Les autres gymnastes dans le film sont également de vraies athlètes.

Oui, il y a des gymnastes de l’équipe nationale suisse et le coach est celui de l’équipe nationale. En fait, c’est une équipe fictive, mais composée de vraies athlètes.


Comment cela a-t-il influencé le tournage?

Ça l’a facilité parce qu’il n’est pas possible de demander à des actrices la même chose qu’à des gymnastes. Le film se base énormément sur leurs expériences à elles, sur la façon qu’elles ont de se préparer, de bouger, de marcher. Pour la réalisation de toutes les figures aussi, c’est plus simple de travailler avec des athlètes qu’avec des comédiennes.

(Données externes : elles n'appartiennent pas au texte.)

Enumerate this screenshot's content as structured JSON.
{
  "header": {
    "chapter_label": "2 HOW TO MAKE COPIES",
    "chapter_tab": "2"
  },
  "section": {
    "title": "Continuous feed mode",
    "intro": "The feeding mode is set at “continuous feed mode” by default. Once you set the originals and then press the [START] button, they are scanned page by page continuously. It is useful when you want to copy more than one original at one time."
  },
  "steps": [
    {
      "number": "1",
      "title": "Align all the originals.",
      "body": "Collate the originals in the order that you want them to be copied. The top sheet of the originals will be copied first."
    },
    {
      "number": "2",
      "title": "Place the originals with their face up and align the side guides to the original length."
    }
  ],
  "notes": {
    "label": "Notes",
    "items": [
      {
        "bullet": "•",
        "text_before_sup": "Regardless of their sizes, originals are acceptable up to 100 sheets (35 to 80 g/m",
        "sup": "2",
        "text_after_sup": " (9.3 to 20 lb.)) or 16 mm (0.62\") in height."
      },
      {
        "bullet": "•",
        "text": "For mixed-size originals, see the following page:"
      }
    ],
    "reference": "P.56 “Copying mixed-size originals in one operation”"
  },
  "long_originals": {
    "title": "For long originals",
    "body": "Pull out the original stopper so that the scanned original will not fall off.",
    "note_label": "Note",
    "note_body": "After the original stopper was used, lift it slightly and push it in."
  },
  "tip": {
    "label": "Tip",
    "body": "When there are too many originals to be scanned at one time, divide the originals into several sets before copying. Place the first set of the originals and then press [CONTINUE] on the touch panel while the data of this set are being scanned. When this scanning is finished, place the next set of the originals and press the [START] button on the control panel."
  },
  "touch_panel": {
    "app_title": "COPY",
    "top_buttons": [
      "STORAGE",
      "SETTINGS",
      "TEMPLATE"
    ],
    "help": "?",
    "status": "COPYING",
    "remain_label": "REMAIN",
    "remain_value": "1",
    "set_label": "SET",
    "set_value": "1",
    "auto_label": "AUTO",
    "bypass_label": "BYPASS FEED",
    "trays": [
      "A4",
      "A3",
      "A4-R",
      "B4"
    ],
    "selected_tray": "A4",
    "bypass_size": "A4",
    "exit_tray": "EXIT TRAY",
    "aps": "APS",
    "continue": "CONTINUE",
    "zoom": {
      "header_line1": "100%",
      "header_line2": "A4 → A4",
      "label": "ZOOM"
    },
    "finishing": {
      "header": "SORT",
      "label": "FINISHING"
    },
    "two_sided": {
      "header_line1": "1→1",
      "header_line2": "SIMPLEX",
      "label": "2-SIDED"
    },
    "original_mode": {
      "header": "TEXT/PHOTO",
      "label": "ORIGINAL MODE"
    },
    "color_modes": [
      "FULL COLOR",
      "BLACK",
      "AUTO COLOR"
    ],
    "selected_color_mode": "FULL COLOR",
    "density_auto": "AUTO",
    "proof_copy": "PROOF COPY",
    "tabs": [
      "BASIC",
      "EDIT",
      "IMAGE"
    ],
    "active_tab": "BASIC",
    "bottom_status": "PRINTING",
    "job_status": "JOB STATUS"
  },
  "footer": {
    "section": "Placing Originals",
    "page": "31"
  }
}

Je n’ai pas eu besoin de leur demander de se transformer complètement, alors que j’aurais dû le faire avec des actrices.


Ce n’était pas envisageable de tourner ailleurs qu’au centre sportif de Macolin?

Dès le début de l’écriture, je savais que je voulais tourner à Macolin. En un plan, on sait que c’est le centre olympique, il n’y a pas de doute, ni dans la salle, ni dans les extérieurs. Tout est vitré, tout a la même identité architecturale, c’est très clair. Et ça dénote tellement avec les espaces en Ukraine que je trouvais le contraste intéressant.


Olga a une très belle relation avec son amie restée en Ukraine, Sasha, malgré leurs différences et la distance.

Je n’avais pas envie que ce soit la gym qui les éloigne, ça aurait été beaucoup trop simple. J’adore le fait qu’elles restent amies pendant tout le film, même si elles s’engueulent sur la révolution. Si elles ne s’aimaient pas, elles n’auraient pas les mêmes questionnements. C’était important de marquer ce lien très fort, malgré la distance.


Le film représente la Suisse aux Oscars. Une fierté particulière?

C’est une grande fierté, pas seulement pour le film, mais pour toutes les personnes qui m’ont accompagné avec toutes leurs tripes et tout leur art, pendant des années. Et qui ont permis que le film reprenne après l’interruption liée au Covid. C’est une très belle façon de les remercier.